The Uni Wheel is a significant development for both Hyundai Motor Company and the Kia Corporation, which jointly unveiled the device at a “Uni Wheel Tech Day” in Seoul, South Korea, in November. The Uni Wheel is not a hub motor, but it does move some of the main drive system components to the available room inside the wheel hub.

The gears that make up the Uni Wheel fit inside traditionally unused space, which then creates more room in the vehicle. (Hyundai)

Hyundai calls the Uni Wheel a “functionally integrated wheel drive system.” The Uni Wheel has a newly designed planetary gear configuration made up of a central sun gear and four surrounding pinion gears. These all sit inside a ring gear that makes up the outside of the Uni Wheel and then rotates the tire. The pinion gears are arranged so that, with their multi-link connections, they enable “Uni Wheel’s multi-axis movement to allow a wide range of suspension articulation,” the company said.
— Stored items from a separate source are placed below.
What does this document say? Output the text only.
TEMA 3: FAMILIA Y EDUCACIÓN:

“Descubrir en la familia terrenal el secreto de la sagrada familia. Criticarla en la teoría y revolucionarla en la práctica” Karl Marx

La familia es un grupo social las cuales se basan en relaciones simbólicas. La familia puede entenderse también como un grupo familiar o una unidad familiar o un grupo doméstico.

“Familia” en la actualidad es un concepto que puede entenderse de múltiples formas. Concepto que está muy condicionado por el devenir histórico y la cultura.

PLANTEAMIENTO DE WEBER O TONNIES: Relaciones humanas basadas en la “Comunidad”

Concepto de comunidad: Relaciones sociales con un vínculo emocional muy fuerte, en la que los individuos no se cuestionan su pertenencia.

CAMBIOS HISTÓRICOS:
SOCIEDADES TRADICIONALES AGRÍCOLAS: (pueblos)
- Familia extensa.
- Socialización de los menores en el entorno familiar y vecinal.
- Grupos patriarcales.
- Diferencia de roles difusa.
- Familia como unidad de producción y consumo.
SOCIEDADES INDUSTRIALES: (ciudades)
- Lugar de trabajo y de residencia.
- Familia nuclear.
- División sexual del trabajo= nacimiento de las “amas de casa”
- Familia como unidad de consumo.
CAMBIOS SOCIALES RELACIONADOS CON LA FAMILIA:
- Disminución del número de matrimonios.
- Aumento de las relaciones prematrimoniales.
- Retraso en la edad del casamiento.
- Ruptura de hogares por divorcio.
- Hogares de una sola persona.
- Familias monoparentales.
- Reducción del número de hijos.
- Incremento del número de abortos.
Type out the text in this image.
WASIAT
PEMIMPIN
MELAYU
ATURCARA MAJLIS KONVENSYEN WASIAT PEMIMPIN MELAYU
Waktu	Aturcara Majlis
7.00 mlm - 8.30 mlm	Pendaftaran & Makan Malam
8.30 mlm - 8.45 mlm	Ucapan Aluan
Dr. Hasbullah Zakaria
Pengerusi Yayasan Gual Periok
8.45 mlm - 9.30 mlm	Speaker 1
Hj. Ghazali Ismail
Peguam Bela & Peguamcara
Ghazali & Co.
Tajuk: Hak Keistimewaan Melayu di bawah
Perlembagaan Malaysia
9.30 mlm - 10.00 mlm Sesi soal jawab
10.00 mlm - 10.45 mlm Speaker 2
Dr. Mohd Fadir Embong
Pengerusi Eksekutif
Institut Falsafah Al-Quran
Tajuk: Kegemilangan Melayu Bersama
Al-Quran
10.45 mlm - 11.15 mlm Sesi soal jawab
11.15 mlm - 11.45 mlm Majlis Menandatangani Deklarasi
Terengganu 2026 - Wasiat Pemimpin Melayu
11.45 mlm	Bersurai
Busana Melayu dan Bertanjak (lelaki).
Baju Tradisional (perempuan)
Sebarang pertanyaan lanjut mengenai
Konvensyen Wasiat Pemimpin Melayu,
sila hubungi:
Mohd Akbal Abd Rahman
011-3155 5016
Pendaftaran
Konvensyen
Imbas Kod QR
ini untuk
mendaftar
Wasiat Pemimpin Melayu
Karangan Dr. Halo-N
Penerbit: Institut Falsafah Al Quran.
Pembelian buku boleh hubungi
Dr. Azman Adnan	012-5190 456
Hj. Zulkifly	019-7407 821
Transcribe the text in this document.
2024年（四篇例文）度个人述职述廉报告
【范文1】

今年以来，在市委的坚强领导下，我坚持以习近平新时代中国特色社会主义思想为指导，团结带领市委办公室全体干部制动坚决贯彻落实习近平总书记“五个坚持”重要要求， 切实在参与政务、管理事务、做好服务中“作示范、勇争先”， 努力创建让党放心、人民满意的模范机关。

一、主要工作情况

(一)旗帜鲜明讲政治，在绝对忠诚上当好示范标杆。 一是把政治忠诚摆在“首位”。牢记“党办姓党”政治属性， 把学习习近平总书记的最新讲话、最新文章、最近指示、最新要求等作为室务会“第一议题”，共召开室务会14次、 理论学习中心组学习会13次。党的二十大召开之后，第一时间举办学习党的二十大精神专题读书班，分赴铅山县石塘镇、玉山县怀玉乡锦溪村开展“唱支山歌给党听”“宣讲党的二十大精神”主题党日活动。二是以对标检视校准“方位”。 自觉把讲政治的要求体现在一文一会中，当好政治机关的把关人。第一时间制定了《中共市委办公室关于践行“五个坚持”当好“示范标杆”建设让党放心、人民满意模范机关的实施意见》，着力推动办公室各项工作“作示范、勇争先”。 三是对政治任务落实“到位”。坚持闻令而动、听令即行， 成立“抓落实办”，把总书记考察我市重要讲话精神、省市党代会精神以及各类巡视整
An example of an EV with Uni Wheels (bottom) reveals how more batteries could be packaged there than in a traditional EV layout (top). (Hyundai)

The Uni Wheel also does away with traditional CV joints to transfer power from the motor to the wheel at a constant speed. CVs themselves found a home in EVs because they have long been used with ICE powertrains, but Hyundai wanted to use some of the space near the wheels for other components. To do this, engineers put small, individual motors near each wheel and moved the reduction gear to inside the wheel hub. They also reduced the length of the drive shafts.

Finding room

One of the reasons Hyundai wanted to invent the Uni Wheel was to create more room in an EV’s interior, either for powertrain components, more cargo space or a larger flat-floor configuration. The space benefits are real, but many questions remain about the Uni Wheel’s durability, effects on unsprung weight, issues with heat dissipation and potential repair costs.

A Hyundai spokesperson told SAE Media that it’s too early to discuss these aspects in detail but said that price competitiveness is not one of the ways the Uni Wheel will distinguish itself. “If the Uni Wheel is applied to replace the CV joint and the reducer that make up the existing system, there will be no significant difference in cost,” the spokesperson said.

Hyundai Motor and Kia have applied for or registered eight patents related to Uni Wheel globally, including in South Korea, the U.S. and Europe.